A chaotic system must also have ‘topological mixing’. In lay terms, this means a constrained space in which the dynamic can repeat over and over, such as a chessboard, football pitch, PvP level or dungeon. Even in many open-world or action-adventure games, play is constrained into a range of tightened environments over the course of missions. This leads to variable action within that space, which has thrilling results in a good game.

Third, a chaotic system must have ‘dense periodic orbits’, which means being iterated with lots of repeated actions that build on one another to form interesting outcomes. This describes most successful games, from the simplest session of Tetris through to the complex back and forth of a Diablo III battle. Games deliberately limit the kinds of action that you can take, so they are often repetitive and the results are indeed interesting.

If your dynamic conforms to these rules, you have a great chance of making a conventionally good game. Will it be special, though? Not unless it has something extra: a ‘strange attractor’.

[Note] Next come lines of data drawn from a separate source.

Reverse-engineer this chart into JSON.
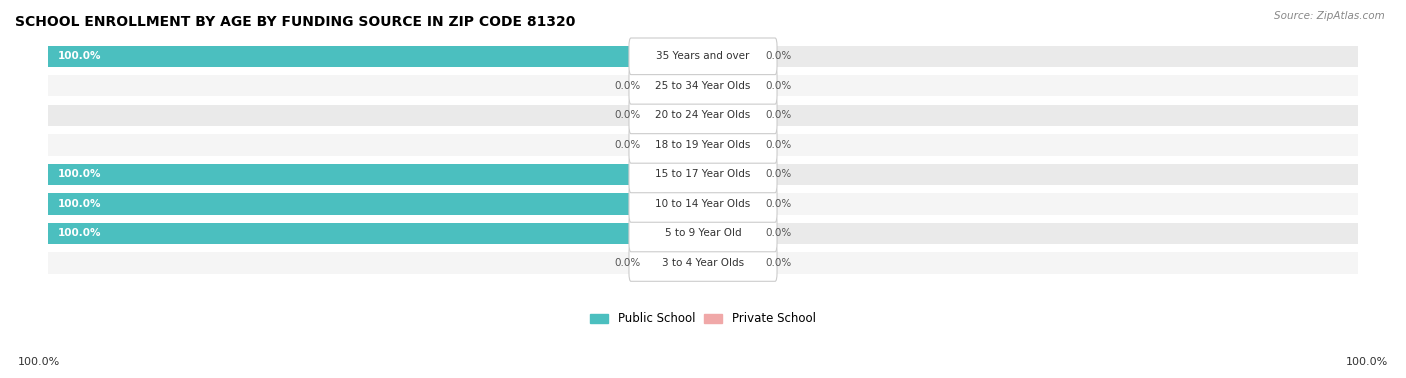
{
  "title": "SCHOOL ENROLLMENT BY AGE BY FUNDING SOURCE IN ZIP CODE 81320",
  "source": "Source: ZipAtlas.com",
  "categories": [
    "3 to 4 Year Olds",
    "5 to 9 Year Old",
    "10 to 14 Year Olds",
    "15 to 17 Year Olds",
    "18 to 19 Year Olds",
    "20 to 24 Year Olds",
    "25 to 34 Year Olds",
    "35 Years and over"
  ],
  "public_values": [
    0.0,
    100.0,
    100.0,
    100.0,
    0.0,
    0.0,
    0.0,
    100.0
  ],
  "private_values": [
    0.0,
    0.0,
    0.0,
    0.0,
    0.0,
    0.0,
    0.0,
    0.0
  ],
  "public_color": "#4BBFBF",
  "private_color": "#F0A8A8",
  "public_stub_color": "#A8DCDC",
  "private_stub_color": "#F5C8C8",
  "row_colors": [
    "#f5f5f5",
    "#eaeaea"
  ],
  "title_fontsize": 10,
  "label_fontsize": 7.5,
  "axis_label_left": "100.0%",
  "axis_label_right": "100.0%",
  "bar_height": 0.72,
  "stub_size": 8,
  "figsize": [
    14.06,
    3.78
  ]
}
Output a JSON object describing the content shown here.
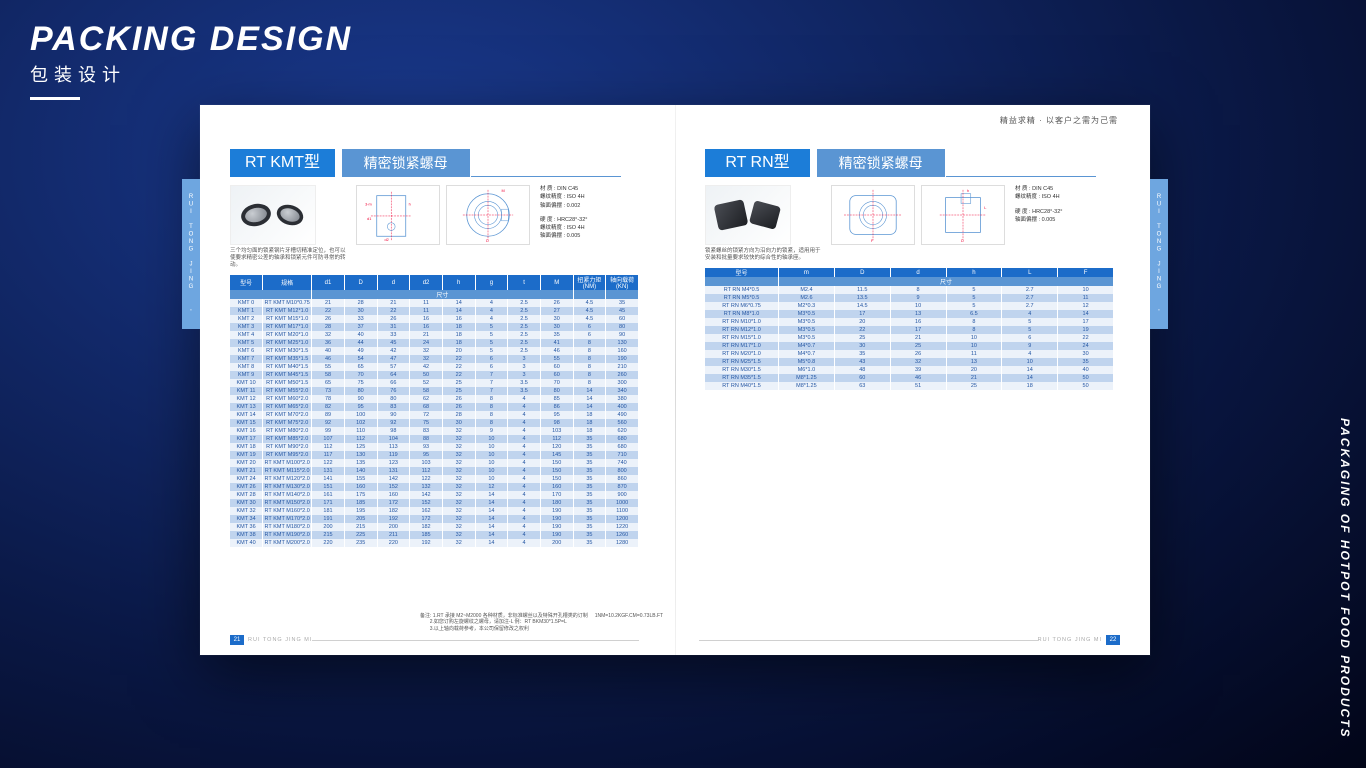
{
  "main_title": "PACKING DESIGN",
  "main_subtitle": "包装设计",
  "side_label": "PACKAGING OF HOTPOT FOOD PRODUCTS",
  "tagline": "精益求精 · 以客户之需为己需",
  "vtab_text": "RUI TONG JING MI",
  "left": {
    "title1": "RT KMT型",
    "title2": "精密锁紧螺母",
    "spec1": "材 质 : DIN C45",
    "spec2": "螺纹精度 : ISO 4H",
    "spec3": "轴面偏摆 : 0.002",
    "spec4": "硬 度 : HRC28°-32°",
    "spec5": "螺纹精度 : ISO 4H",
    "spec6": "轴面偏摆 : 0.005",
    "note": "三个均匀面的锁紧钢片牙槽切精准定位，也可以使要求精密公差的轴承和锁紧元件可防寻常的转动。",
    "note2": "备注:",
    "note2a": "1.RT 承接 M2~M2000 各种材质，非标准螺丝以及特殊开孔槽类的订制",
    "note2b": "2.如您订购左旋螺纹之螺母，请加注-L  例：RT BKM30*1.5P=L",
    "note2c": "3.以上轴向载荷参考，本公司保留修改之权利",
    "note2d": "1NM=10.2KGF.CM=0.73LB.FT",
    "page_num": "21",
    "brand": "RUI TONG JING MI",
    "columns": [
      "型号",
      "规格",
      "d1",
      "D",
      "d",
      "d2",
      "h",
      "g",
      "t",
      "M",
      "扭紧力矩(NM)",
      "轴向载荷(KN)"
    ],
    "subhead": "尺寸",
    "rows": [
      [
        "KMT 0",
        "RT KMT M10*0.75",
        "21",
        "28",
        "21",
        "11",
        "14",
        "4",
        "2.5",
        "26",
        "4.5",
        "35"
      ],
      [
        "KMT 1",
        "RT KMT M12*1.0",
        "22",
        "30",
        "22",
        "11",
        "14",
        "4",
        "2.5",
        "27",
        "4.5",
        "45"
      ],
      [
        "KMT 2",
        "RT KMT M15*1.0",
        "26",
        "33",
        "26",
        "16",
        "16",
        "4",
        "2.5",
        "30",
        "4.5",
        "60"
      ],
      [
        "KMT 3",
        "RT KMT M17*1.0",
        "28",
        "37",
        "31",
        "16",
        "18",
        "5",
        "2.5",
        "30",
        "6",
        "80"
      ],
      [
        "KMT 4",
        "RT KMT M20*1.0",
        "32",
        "40",
        "33",
        "21",
        "18",
        "5",
        "2.5",
        "35",
        "6",
        "90"
      ],
      [
        "KMT 5",
        "RT KMT M25*1.0",
        "36",
        "44",
        "45",
        "24",
        "18",
        "5",
        "2.5",
        "41",
        "8",
        "130"
      ],
      [
        "KMT 6",
        "RT KMT M30*1.5",
        "40",
        "49",
        "42",
        "32",
        "20",
        "5",
        "2.5",
        "46",
        "8",
        "160"
      ],
      [
        "KMT 7",
        "RT KMT M35*1.5",
        "46",
        "54",
        "47",
        "32",
        "22",
        "6",
        "3",
        "55",
        "8",
        "190"
      ],
      [
        "KMT 8",
        "RT KMT M40*1.5",
        "55",
        "65",
        "57",
        "42",
        "22",
        "6",
        "3",
        "60",
        "8",
        "210"
      ],
      [
        "KMT 9",
        "RT KMT M45*1.5",
        "58",
        "70",
        "64",
        "50",
        "22",
        "7",
        "3",
        "60",
        "8",
        "260"
      ],
      [
        "KMT 10",
        "RT KMT M50*1.5",
        "65",
        "75",
        "66",
        "52",
        "25",
        "7",
        "3.5",
        "70",
        "8",
        "300"
      ],
      [
        "KMT 11",
        "RT KMT M55*2.0",
        "73",
        "80",
        "76",
        "58",
        "25",
        "7",
        "3.5",
        "80",
        "14",
        "340"
      ],
      [
        "KMT 12",
        "RT KMT M60*2.0",
        "78",
        "90",
        "80",
        "62",
        "26",
        "8",
        "4",
        "85",
        "14",
        "380"
      ],
      [
        "KMT 13",
        "RT KMT M65*2.0",
        "82",
        "95",
        "83",
        "68",
        "26",
        "8",
        "4",
        "86",
        "14",
        "400"
      ],
      [
        "KMT 14",
        "RT KMT M70*2.0",
        "89",
        "100",
        "90",
        "72",
        "28",
        "8",
        "4",
        "95",
        "18",
        "490"
      ],
      [
        "KMT 15",
        "RT KMT M75*2.0",
        "92",
        "102",
        "92",
        "75",
        "30",
        "8",
        "4",
        "98",
        "18",
        "560"
      ],
      [
        "KMT 16",
        "RT KMT M80*2.0",
        "99",
        "110",
        "98",
        "83",
        "32",
        "9",
        "4",
        "103",
        "18",
        "620"
      ],
      [
        "KMT 17",
        "RT KMT M85*2.0",
        "107",
        "112",
        "104",
        "88",
        "32",
        "10",
        "4",
        "112",
        "35",
        "680"
      ],
      [
        "KMT 18",
        "RT KMT M90*2.0",
        "112",
        "125",
        "113",
        "93",
        "32",
        "10",
        "4",
        "120",
        "35",
        "680"
      ],
      [
        "KMT 19",
        "RT KMT M95*2.0",
        "117",
        "130",
        "119",
        "95",
        "32",
        "10",
        "4",
        "145",
        "35",
        "710"
      ],
      [
        "KMT 20",
        "RT KMT M100*2.0",
        "122",
        "135",
        "123",
        "103",
        "32",
        "10",
        "4",
        "150",
        "35",
        "740"
      ],
      [
        "KMT 21",
        "RT KMT M115*2.0",
        "131",
        "140",
        "131",
        "112",
        "32",
        "10",
        "4",
        "150",
        "35",
        "800"
      ],
      [
        "KMT 24",
        "RT KMT M120*2.0",
        "141",
        "155",
        "142",
        "122",
        "32",
        "10",
        "4",
        "150",
        "35",
        "860"
      ],
      [
        "KMT 26",
        "RT KMT M130*2.0",
        "151",
        "160",
        "152",
        "132",
        "32",
        "12",
        "4",
        "160",
        "35",
        "870"
      ],
      [
        "KMT 28",
        "RT KMT M140*2.0",
        "161",
        "175",
        "160",
        "142",
        "32",
        "14",
        "4",
        "170",
        "35",
        "900"
      ],
      [
        "KMT 30",
        "RT KMT M150*2.0",
        "171",
        "185",
        "172",
        "152",
        "32",
        "14",
        "4",
        "180",
        "35",
        "1000"
      ],
      [
        "KMT 32",
        "RT KMT M160*2.0",
        "181",
        "195",
        "182",
        "162",
        "32",
        "14",
        "4",
        "190",
        "35",
        "1100"
      ],
      [
        "KMT 34",
        "RT KMT M170*2.0",
        "191",
        "205",
        "192",
        "172",
        "32",
        "14",
        "4",
        "190",
        "35",
        "1200"
      ],
      [
        "KMT 36",
        "RT KMT M180*2.0",
        "200",
        "215",
        "200",
        "182",
        "32",
        "14",
        "4",
        "190",
        "35",
        "1220"
      ],
      [
        "KMT 38",
        "RT KMT M190*2.0",
        "215",
        "225",
        "211",
        "185",
        "32",
        "14",
        "4",
        "190",
        "35",
        "1260"
      ],
      [
        "KMT 40",
        "RT KMT M200*2.0",
        "220",
        "235",
        "220",
        "192",
        "32",
        "14",
        "4",
        "200",
        "35",
        "1280"
      ]
    ]
  },
  "right": {
    "title1": "RT RN型",
    "title2": "精密锁紧螺母",
    "spec1": "材 质 : DIN C45",
    "spec2": "螺纹精度 : ISO 4H",
    "spec4": "硬 度 : HRC28°-32°",
    "spec6": "轴面偏摆 : 0.005",
    "note": "锁紧螺丝的锁紧方向为沿向力的锁紧，适用用于安装和批量要求较快的综合性的轴承座。",
    "page_num": "22",
    "brand": "RUI TONG JING MI",
    "columns": [
      "型号",
      "m",
      "D",
      "d",
      "h",
      "L",
      "F"
    ],
    "subhead": "尺寸",
    "rows": [
      [
        "RT RN M4*0.5",
        "M2.4",
        "11.5",
        "8",
        "5",
        "2.7",
        "10"
      ],
      [
        "RT RN M5*0.5",
        "M2.6",
        "13.5",
        "9",
        "5",
        "2.7",
        "11"
      ],
      [
        "RT RN M6*0.75",
        "M2*0.3",
        "14.5",
        "10",
        "5",
        "2.7",
        "12"
      ],
      [
        "RT RN M8*1.0",
        "M3*0.5",
        "17",
        "13",
        "6.5",
        "4",
        "14"
      ],
      [
        "RT RN M10*1.0",
        "M3*0.5",
        "20",
        "16",
        "8",
        "5",
        "17"
      ],
      [
        "RT RN M12*1.0",
        "M3*0.5",
        "22",
        "17",
        "8",
        "5",
        "19"
      ],
      [
        "RT RN M15*1.0",
        "M3*0.5",
        "25",
        "21",
        "10",
        "6",
        "22"
      ],
      [
        "RT RN M17*1.0",
        "M4*0.7",
        "30",
        "25",
        "10",
        "9",
        "24"
      ],
      [
        "RT RN M20*1.0",
        "M4*0.7",
        "35",
        "26",
        "11",
        "4",
        "30"
      ],
      [
        "RT RN M25*1.5",
        "M5*0.8",
        "43",
        "32",
        "13",
        "10",
        "35"
      ],
      [
        "RT RN M30*1.5",
        "M6*1.0",
        "48",
        "39",
        "20",
        "14",
        "40"
      ],
      [
        "RT RN M35*1.5",
        "M8*1.25",
        "60",
        "46",
        "21",
        "14",
        "50"
      ],
      [
        "RT RN M40*1.5",
        "M8*1.25",
        "63",
        "51",
        "25",
        "18",
        "50"
      ]
    ]
  }
}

A strange attractor is an ideal point or shape toward which a dynamic system moves over many iterations. It arises as a result of one or more rules (let’s call them ‘strange rules’) applied to the system, which constrain or mould it in certain ways. Various exotic fractal images (such as the ones popular in early ’90s dance culture) are the results of strange rules. They give rise to beauty.

Strange rules are also the key to great game dynamics. That win-by-two rule in tennis is one example. That one rule changes the whole flow of the game, leading to many interesting decisions. The offside rule in soccer is another example, as is the single forward pass in NFL football. 

Sometimes strange attractors arise from a couple of rules. Arguably, Grand Theft Auto‘s greatness lies not just in car-steering physics, but in the rule governing when police chases activate. A game using the same steering engine but without the police factor (LA Noire) is much duller.

The big challenge of game design could then be described as this: the more we try to describe dynamics, the less we are able to. They are ineffable. But what we can do is be much clearer on what we think our strange rules might be. 

Strange rules are usually simply expressed, meaning players can comprehend them. In chess, you must announce a checkmate, for example. That can be explained in five words, but changes everything. A great game designer can find that rule and express it just so. Bad game designers make the rule too complicated, or get lost in endless documentation, justification and doubt.

So if you’re designing a game, look for the strange rule. But make it as simple as possible.